BIOGRAFIA
BIOGRAFIA
Alberto Rizzo:
L’Arte come Destino, il Primato come Segno
Le Radici e il Talento Precoce
La storia artistica di Alberto Rizzo è segnata da una precocità che ne prefigura il rigore futuro. Una passione, quella per il disegno, nata già all'età di 5 anni e notata precocemente dalle istituzioni: a soli 11 anni riceve infatti un riconoscimento ufficiale dal Ministero della Pubblica Istruzione, risultando tra i vincitori della 34ª Giornata Europea della Scuola. Questo primo successo accademico segna l’inizio di un percorso dedicato interamente allo studio della forma e del colore.
Gli Anni della Formazione e il Periodo Londinese
Originario di Bagheria, città natale di giganti dell’arte e della cultura italiana, Rizzo ha saputo guardare oltre i confini nazionali per affinare la propria tecnica. Un capitolo fondamentale della sua evoluzione si svolge a Londra: per sette anni l’artista vive un'immersione totale nei capolavori della National Gallery. L’accesso diretto alle opere dei grandi maestri del passato diventa la sua scuola più severa, permettendogli di acquisire una padronanza tecnica d’eccezione e una devozione assoluta per la resa delle forme e dei dettagli.
La Sfida di Caravaggio: Tra Memoria e Ostracismo
Nel 2019, in occasione del 50º anniversario del furto della Natività con i santi Lorenzo e Francesco d’Assisi di Caravaggio, Rizzo realizza una fedele riproduzione dell’opera (268 x 197 cm). Nonostante l'altissimo valore civile dell'operazione, il lavoro venne ostracizzato dalle istituzioni locali, che negano le sedi espositive rendendo impossibile la fruizione pubblica del dipinto. Tuttavia, la qualità dell'opera non passa inosservata: pochi mesi dopo, il lavoro viene attenzionato dal più celebre critico d'arte italiano, che sceglie di entrare in contatto con l'artista. Nei cinque anni successivi, Rizzo prosegue imperterrito nella produzione di opere caravaggesche, ampliando il proprio portfolio e trasformando il silenzio istituzionale in un acceso dibattito mediatico sulla valorizzazione dell'arte e sulla burocrazia culturale in Sicilia.
Il Primato Storico al Metropolitan Museum of Art
Il 2025 segna l’apice internazionale della sua carriera.
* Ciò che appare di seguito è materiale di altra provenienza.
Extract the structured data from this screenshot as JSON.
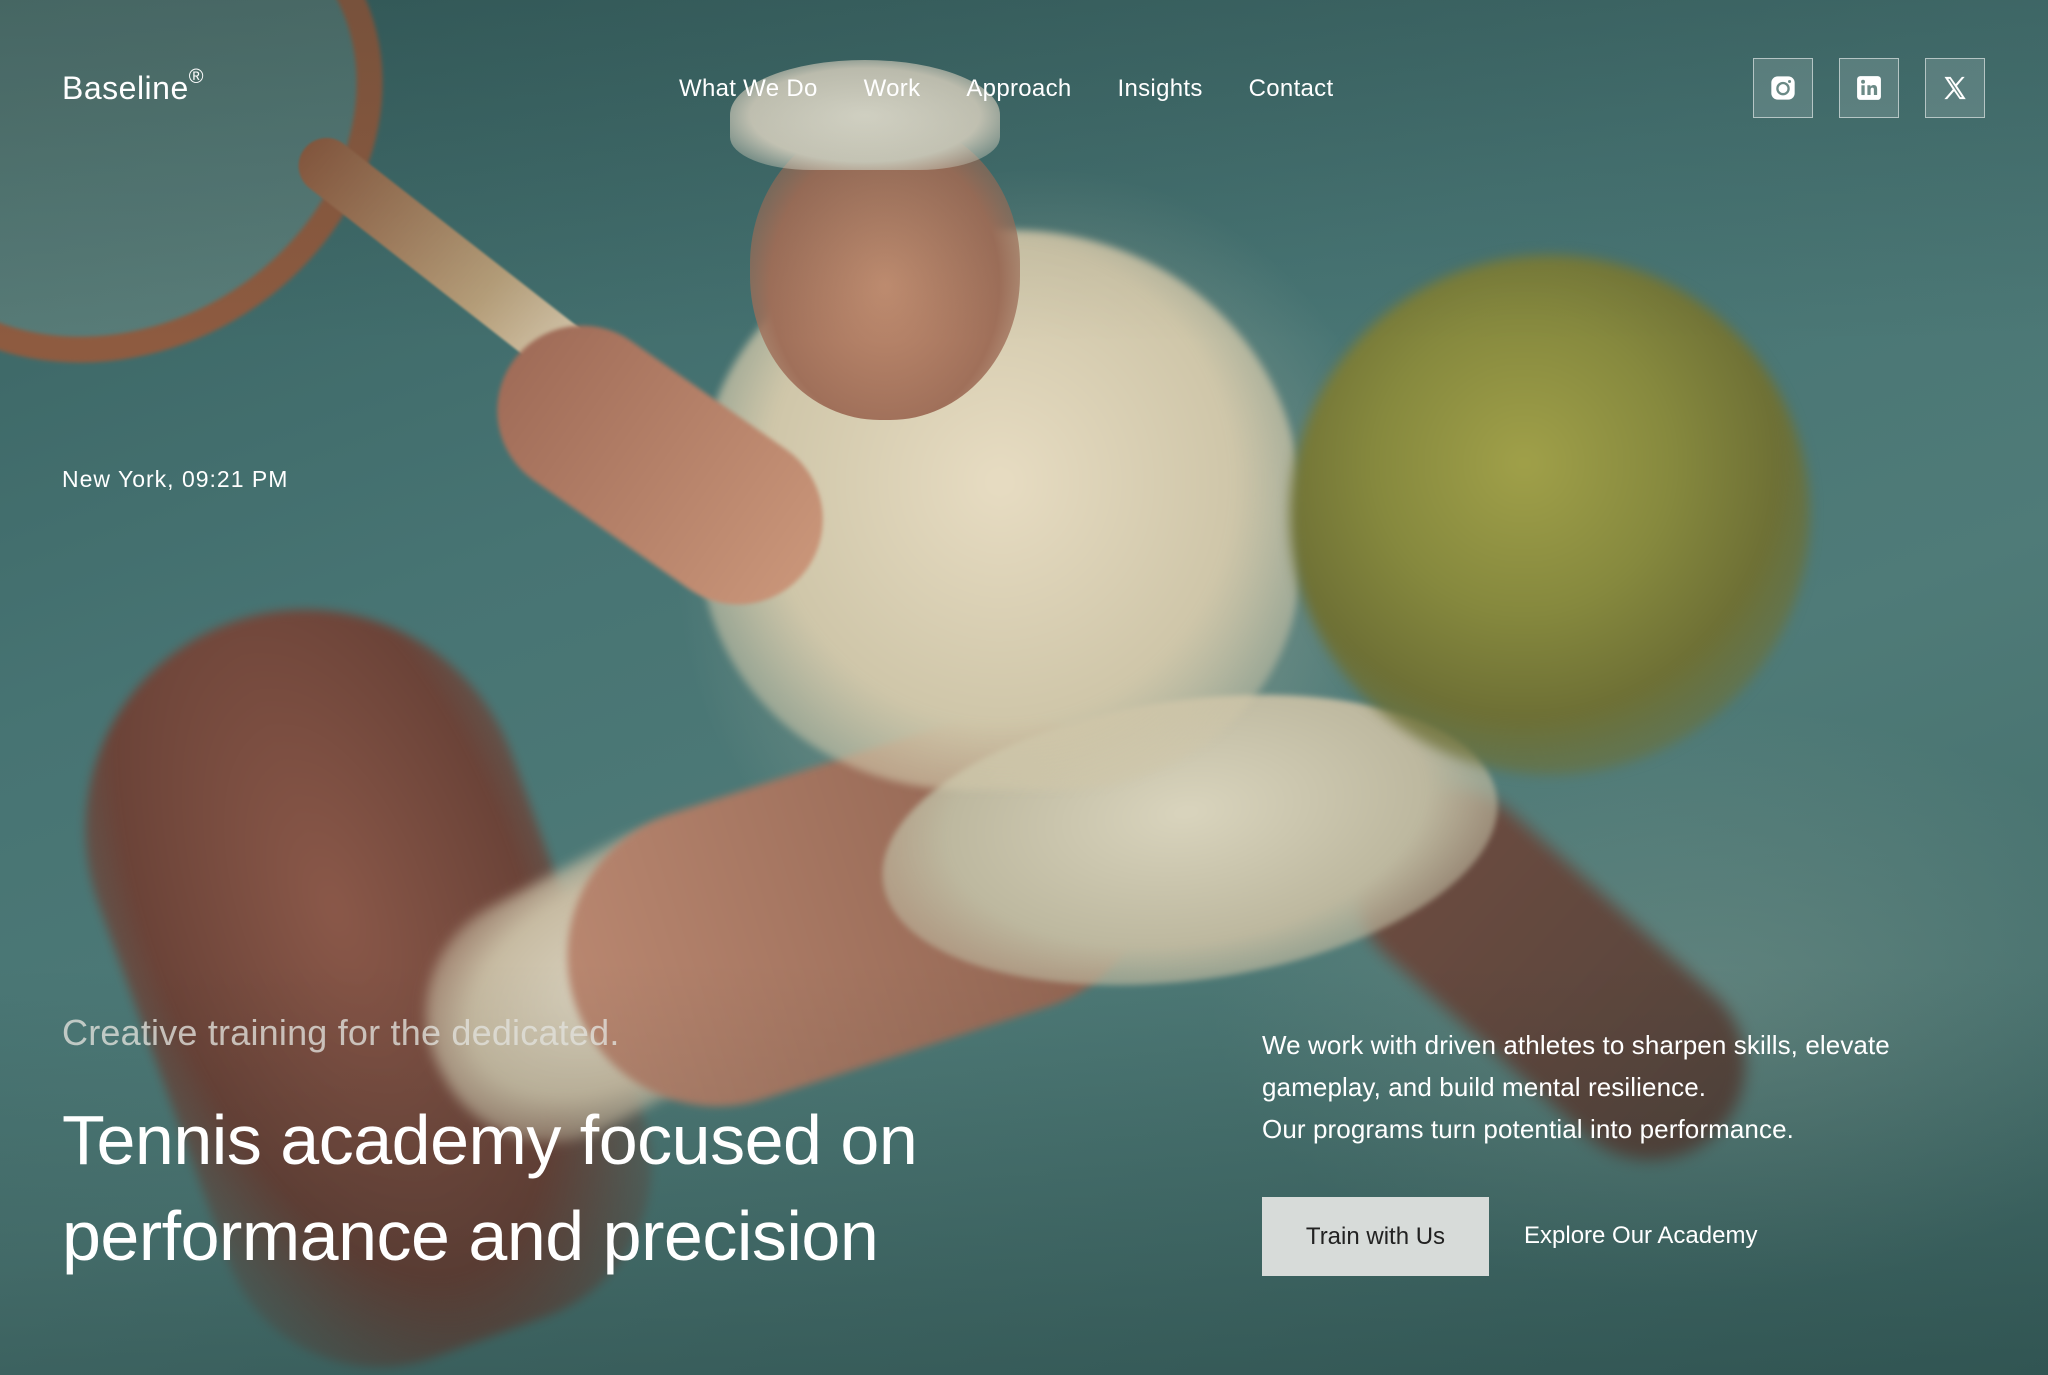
{
  "brand": {
    "name": "Baseline",
    "mark": "®"
  },
  "nav": {
    "items": [
      {
        "label": "What We Do"
      },
      {
        "label": "Work"
      },
      {
        "label": "Approach"
      },
      {
        "label": "Insights"
      },
      {
        "label": "Contact"
      }
    ]
  },
  "social": {
    "icons": [
      "instagram-icon",
      "linkedin-icon",
      "x-icon"
    ]
  },
  "hero": {
    "location_time": "New York, 09:21 PM",
    "tagline": "Creative training for the dedicated.",
    "headline_line1": "Tennis academy focused on",
    "headline_line2": "performance and precision",
    "description_line1": "We work with driven athletes to sharpen skills, elevate gameplay, and build mental resilience.",
    "description_line2": "Our programs turn potential into performance.",
    "primary_cta": "Train with Us",
    "secondary_cta": "Explore Our Academy"
  },
  "colors": {
    "background": "#3f6a6a",
    "text": "#ffffff",
    "primary_button_bg": "#d7dbd9",
    "primary_button_text": "#222222"
  }
}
Con una candidatura inviata simbolicamente nella notte di Capodanno, Alberto Rizzo viene selezionato per il Copyist Program del Metropolitan Museum of Art (Met) di New York. È un traguardo storico: Rizzo è il primo artista di nazionalità italiana a essere ammesso al programma dalla sua fondazione, avvenuta nel 1872.
Nelle prestigiose sale del Met, sotto lo sguardo del pubblico internazionale di Manhattan, Rizzo esegue dal vivo la copia de 'La Negazione di San Pietro'. Questa esperienza rappresenta una consacrazione: l’opera risultante reca il sigillo ufficiale del Met, rendendo Rizzo l’unico italiano a possedere una certificazione di tale prestigio rilasciata dall'istituzione americana.
La Visione Contemporanea e il Ritorno alle Radici
Oggi la pittura di Alberto Rizzo rappresenta un ponte solido tra la maestria antica e la sensibilità moderna. Dopo il successo newyorkese, celebrato da testate come La Repubblica, Vistanet e PalermoToday, la sua attività si concentra sulla continuità del caravaggismo e sulla ricerca pittorica pura. Nel 2026, la mostra programmata a Bagheria celebrerà il suo ritorno a casa, chiudendo il cerchio tra la formazione siciliana, il lungo studio londinese e la consacrazione americana.